LES NAUFRAGES

Article publié dans la Lettre n° 311


LES NAUFRAGÉS de Guy Zilberstein. Mise en scène Anne Kessler avec Éric Génovèse, Françoise Gillard, Laurent Natrella, Gregory Gadebois, Marie-Sophie Ferdane et Alexandre Steiger.
C’est un bel hôtel à en juger par l’espace et l’ameublement du bar, magnifique décor. Depuis la baie vitrée, on devine les flots le long d’une côte normande. On s’y croirait. Le fracas des vagues un soir de tempête se fait entendre en sourdine. La pluie, elle, poussée par le vent, frappe et coule le long des vitres. Un homme est assis. Il est seul, il lit. Un autre vient le rejoindre, un cigare à la main. Leur élégance et leur allure confirment le standing des lieux. L’homme assis est Abel Lansac commissaire priseur, l’autre, Golz, est galeriste. Une vente aux enchères, le lendemain, les réunit. Ce n’est pas la première fois mais, cette fois-ci, une certaine angoisse plane. Il s’agit de la vente des tableaux d’un peintre, Sismus, ceux de sa première période qu’il a reniée et qu’il souhaite détruire. Lansac, surtout, est inquiet. Cette vente qu’il a organisée attire le monde entier. Il craint le scandale, le crime peut-être. Sismus pourrait s’en prendre à Golz qui l’a découvert et lancé. Il lui a acheté ses toiles pour le faire vivre, il lui a fait cracher son art mais l’artiste est devenu fou et sa deuxième période ne vaut rien. Golz ne l’aime pas. D’ailleurs, assure-t-il, il n’aime pas les artistes, il n’aime que l’art. Léa Lansac survient. Elle a beaucoup bu. D’emblée, elle ironise sur son mari qui ne la considère plus que comme un objet de sa collection, elle, dont la vie promettait et qui n’est rien. Seul leur fils David les lie encore, si l’on peut dire. Ne pouvant trouver le sommeil, ils vont et viennent, se disputent. Un couple est témoin de leur affrontement. Tom Weissehlmann, journaliste à Art new, vient couvrir l’événement du lendemain. Claire, sa jeune amie, l’accompagne. En regardant par la baie vitrée, la jeune femme aperçoit un bateau en détresse... Sous le regard imperturbable du barman habitué à entendre ou à recueillir les confidences des clients, ceux de cette nuit-là défendent ou crachent leur mépris sur les métiers de l’art. Toutes ses formes sont sur la sellette. Les neuf muses sont vouées aux gémonies.

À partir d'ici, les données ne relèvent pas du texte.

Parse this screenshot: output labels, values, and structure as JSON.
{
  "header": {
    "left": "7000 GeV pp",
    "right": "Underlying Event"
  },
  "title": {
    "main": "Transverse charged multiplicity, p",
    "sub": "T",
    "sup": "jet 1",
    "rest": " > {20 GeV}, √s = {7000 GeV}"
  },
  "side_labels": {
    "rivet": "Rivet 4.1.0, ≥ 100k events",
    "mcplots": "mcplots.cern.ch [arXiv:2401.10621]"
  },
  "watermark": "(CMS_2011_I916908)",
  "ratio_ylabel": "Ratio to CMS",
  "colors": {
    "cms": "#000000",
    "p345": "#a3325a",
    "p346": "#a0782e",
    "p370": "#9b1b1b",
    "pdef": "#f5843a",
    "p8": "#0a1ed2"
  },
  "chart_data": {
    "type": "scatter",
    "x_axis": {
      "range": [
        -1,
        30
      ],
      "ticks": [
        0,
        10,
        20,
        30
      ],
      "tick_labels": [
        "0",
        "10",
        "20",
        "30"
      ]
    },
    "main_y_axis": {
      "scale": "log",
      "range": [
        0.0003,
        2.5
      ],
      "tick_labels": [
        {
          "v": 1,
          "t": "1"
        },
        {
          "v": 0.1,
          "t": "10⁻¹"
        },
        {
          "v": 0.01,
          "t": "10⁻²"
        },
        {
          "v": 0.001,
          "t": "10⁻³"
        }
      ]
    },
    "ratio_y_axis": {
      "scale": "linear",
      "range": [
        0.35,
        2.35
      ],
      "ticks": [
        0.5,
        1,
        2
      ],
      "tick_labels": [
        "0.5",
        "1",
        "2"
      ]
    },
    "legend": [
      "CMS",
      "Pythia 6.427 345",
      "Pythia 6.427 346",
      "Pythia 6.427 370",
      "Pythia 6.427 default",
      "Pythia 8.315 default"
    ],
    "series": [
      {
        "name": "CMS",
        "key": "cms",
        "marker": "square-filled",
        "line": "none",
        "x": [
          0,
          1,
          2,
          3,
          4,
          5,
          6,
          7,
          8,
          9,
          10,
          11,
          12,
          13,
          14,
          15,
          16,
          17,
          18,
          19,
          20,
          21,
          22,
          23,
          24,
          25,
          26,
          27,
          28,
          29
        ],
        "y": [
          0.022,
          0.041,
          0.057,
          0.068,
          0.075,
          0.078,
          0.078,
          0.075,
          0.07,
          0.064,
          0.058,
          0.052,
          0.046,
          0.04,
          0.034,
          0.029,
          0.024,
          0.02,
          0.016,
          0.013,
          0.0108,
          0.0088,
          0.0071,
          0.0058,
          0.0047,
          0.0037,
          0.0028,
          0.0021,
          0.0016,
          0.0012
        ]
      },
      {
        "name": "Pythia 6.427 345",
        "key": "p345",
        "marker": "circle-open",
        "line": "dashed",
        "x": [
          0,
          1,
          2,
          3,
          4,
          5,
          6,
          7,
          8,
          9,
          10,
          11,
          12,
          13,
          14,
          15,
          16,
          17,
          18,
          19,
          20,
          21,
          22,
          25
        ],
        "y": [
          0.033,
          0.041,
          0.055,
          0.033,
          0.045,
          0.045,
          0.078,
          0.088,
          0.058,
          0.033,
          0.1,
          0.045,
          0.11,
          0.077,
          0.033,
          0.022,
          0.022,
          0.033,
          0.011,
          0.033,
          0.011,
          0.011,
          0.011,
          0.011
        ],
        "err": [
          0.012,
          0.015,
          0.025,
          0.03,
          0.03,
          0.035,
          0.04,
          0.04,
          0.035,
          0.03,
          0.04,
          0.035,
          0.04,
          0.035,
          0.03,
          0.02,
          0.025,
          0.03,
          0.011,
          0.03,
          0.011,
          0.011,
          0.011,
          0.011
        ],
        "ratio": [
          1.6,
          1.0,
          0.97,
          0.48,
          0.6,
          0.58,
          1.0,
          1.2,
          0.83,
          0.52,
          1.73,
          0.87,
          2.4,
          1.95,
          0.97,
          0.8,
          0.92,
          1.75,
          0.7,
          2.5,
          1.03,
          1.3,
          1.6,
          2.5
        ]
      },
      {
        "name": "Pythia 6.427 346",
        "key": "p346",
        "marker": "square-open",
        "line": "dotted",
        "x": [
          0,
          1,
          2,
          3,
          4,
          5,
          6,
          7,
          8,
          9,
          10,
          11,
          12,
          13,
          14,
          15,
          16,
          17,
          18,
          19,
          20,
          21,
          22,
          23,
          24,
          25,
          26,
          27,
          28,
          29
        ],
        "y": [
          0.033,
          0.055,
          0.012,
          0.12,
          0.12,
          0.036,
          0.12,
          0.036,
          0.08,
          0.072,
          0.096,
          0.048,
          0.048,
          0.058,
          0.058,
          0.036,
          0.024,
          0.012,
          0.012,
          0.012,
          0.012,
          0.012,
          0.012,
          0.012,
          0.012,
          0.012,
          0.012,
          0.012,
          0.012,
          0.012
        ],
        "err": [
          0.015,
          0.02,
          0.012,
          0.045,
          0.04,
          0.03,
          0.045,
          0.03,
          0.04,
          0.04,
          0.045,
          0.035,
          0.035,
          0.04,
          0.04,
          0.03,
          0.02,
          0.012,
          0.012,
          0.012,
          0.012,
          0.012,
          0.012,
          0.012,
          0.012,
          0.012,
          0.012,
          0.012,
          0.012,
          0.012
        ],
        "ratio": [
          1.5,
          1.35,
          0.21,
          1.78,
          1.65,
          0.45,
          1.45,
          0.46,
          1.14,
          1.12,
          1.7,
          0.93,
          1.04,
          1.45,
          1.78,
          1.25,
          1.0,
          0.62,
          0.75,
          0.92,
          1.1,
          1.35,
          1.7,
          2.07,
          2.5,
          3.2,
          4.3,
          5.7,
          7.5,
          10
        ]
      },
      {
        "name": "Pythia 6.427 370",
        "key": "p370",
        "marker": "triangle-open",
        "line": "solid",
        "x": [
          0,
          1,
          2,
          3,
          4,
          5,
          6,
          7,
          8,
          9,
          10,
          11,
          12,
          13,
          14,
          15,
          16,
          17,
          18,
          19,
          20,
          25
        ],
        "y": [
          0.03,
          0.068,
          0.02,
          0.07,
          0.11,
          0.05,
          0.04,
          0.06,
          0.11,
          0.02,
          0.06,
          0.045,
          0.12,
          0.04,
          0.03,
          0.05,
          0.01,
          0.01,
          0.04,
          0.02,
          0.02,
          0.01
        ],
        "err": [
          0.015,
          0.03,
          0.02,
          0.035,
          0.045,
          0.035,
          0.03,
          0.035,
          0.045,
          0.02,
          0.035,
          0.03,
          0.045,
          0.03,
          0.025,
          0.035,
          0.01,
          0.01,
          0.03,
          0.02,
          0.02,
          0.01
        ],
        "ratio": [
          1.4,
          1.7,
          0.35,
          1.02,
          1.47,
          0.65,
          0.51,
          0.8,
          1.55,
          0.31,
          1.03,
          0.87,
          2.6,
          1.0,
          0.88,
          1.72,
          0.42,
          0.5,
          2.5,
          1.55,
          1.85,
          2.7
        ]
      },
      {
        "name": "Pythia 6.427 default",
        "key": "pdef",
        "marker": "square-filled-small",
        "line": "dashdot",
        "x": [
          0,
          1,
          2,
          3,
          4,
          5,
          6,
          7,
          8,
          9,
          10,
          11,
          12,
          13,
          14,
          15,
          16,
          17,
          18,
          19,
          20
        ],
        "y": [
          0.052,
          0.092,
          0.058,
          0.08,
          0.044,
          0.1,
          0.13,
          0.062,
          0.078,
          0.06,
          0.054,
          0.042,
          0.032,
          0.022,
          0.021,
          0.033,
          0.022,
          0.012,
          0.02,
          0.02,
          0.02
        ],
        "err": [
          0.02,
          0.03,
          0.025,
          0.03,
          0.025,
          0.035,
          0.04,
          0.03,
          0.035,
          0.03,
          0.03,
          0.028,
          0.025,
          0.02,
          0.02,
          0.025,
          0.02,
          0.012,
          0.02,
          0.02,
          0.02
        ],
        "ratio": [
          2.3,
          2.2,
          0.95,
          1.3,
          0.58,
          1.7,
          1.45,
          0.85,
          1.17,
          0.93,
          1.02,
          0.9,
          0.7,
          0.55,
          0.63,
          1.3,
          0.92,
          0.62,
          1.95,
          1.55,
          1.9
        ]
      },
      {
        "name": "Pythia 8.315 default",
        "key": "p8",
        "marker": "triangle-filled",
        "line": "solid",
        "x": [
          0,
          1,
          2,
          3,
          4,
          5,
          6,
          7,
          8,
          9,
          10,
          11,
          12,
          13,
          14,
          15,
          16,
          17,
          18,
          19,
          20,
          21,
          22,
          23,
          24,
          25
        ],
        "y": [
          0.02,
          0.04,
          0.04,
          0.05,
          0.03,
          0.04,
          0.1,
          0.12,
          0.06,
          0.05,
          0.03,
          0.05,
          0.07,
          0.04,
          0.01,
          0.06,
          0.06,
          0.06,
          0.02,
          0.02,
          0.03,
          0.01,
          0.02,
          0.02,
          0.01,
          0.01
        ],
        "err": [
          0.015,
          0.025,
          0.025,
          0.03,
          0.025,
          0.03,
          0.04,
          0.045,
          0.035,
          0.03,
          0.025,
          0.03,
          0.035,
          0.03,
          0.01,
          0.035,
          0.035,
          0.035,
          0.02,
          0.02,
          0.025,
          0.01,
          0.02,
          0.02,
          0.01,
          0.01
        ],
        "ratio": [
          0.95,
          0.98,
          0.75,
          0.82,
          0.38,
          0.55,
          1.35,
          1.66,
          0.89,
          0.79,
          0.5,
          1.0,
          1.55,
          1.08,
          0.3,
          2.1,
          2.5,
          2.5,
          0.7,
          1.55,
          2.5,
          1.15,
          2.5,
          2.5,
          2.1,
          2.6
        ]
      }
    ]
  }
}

La pièce de Guy Zilberstein tourne essentiellement autour d’une question : « À qui appartient l’art ? ». À celui qui crée l’oeuvre, à celui qui la découvre, à celui qui la vend ? Peut-être à personne ou à tout le monde, à l’amateur anonyme qui passe devant celles accrochées aux cimaises des musées. Il décrit avec force les méandres sinueux, les tractations sordides qui règnent en maître sur le commerce de l’art et brosse avec acuité le portrait des deux hommes qui en vivent. Si l’enfance et le passé ont forgé le caractère de Golz, le métier embrassé par Lansac a forgé son état d’esprit. Esclave de l’appât du gain qui exclut tout état d’âme, il se repaît éternellement de la jouissance que lui procure l’ultime coup du marteau d’ivoire assenant l’échéance d’une lutte sauvage entre des collectionneurs au visage déformé par la peur de voir l’objet convoité leur échapper. Si, côté pile de la pièce, les deux hommes s’affirment avec cynisme, côté face, les femmes, elles, s’insurgent : « Accoucheur et fossoyeur, voilà ce qu’est un marchand d’art ». Témoins lucides ou victimes impuissantes, elles sont celles où les sentiments opèrent encore. Anne Kessler orchestre à la perfection le bal de ces naufragés, comprise à la lettre par des comédiens époustouflants. Leur angoisse, leur malaise, leur indignation exprimés avec force, éclatent et planent jusque dans la salle. Théâtre du Vieux-Colombier 6e.